The agreement covers more than 90 percent of the world's emissions, with 188 countries taking part in the negotiations held in France in December last year.
New Zealand signed the document, which has the aim of keeping global temperature rise well below 2degC.
Climate Change Minister Paula Bennett said the ratification demonstrated New Zealand's commitment to global action on climate change.
"Although New Zealand contributes only a small proportion of global greenhouse gas emissions, the early timing of our ratification enables us to join the group of countries that make up 55 percent of global emissions - the minimum needed to get this agreement across the line. Our contribution counts."
NZ UN representative Gerard Van Bohemen, left, with NZ's instrument of ratification (Supplied)
New Zealand has pledged to reduce emissions to 30 percent below 2005 levels by 2030.
Greens co-leader James Shaw says the party's pleased the Government has been so quick to sign up.
"However, the real challenge for the Government starts now: to reverse the massive rise in carbon emissions that has occurred in New Zealand over the past two decades.
"National needs a rethink of its economic strategy.
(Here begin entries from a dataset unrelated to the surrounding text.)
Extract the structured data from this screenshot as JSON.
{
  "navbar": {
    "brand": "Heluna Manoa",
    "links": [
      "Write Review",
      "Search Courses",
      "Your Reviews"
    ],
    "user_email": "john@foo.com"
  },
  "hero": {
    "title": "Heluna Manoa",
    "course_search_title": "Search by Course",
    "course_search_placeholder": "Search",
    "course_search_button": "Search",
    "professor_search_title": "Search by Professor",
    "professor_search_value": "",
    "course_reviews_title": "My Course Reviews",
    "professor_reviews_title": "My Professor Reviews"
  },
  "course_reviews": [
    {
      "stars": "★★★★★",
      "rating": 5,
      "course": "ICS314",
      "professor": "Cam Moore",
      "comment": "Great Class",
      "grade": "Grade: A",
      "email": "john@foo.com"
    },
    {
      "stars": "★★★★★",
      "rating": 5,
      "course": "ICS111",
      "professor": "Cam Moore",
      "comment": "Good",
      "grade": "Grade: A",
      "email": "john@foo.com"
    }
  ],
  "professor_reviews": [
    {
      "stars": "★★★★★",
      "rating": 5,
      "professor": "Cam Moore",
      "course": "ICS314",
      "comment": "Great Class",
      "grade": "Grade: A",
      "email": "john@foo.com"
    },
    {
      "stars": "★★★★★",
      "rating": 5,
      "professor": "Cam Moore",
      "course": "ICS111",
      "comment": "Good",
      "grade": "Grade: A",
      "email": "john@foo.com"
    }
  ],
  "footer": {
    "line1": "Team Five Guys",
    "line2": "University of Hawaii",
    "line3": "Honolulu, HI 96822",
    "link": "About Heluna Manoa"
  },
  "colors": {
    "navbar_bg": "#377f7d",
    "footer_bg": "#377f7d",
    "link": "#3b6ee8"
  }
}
Carbon emissions have increased 19 percent under National, and they're still talking about expanding pollution-intensive industries like oil, gas, and intensive dairy farming," he says.
In order to reach the country's goal, Mr Shaw says some "big changes" need to be made, including ending our reliance on imported fossil fuels and intensive farming.
Meanwhile, BusinessNZ says ratifying the agreement leaves New Zealand in a "good negotiating position" at the United Nations.
"It will be important that New Zealand has a voice at the negotiating table on the rules that matter to most to us - on agriculture, forestry and carbon markets," BusinessNZ environment policy manager John Carnegie says.
"New Zealand's emissions profile is different from most other countries, and we would not want to see international rules adopted that overlooked New Zealand's particular circumstances."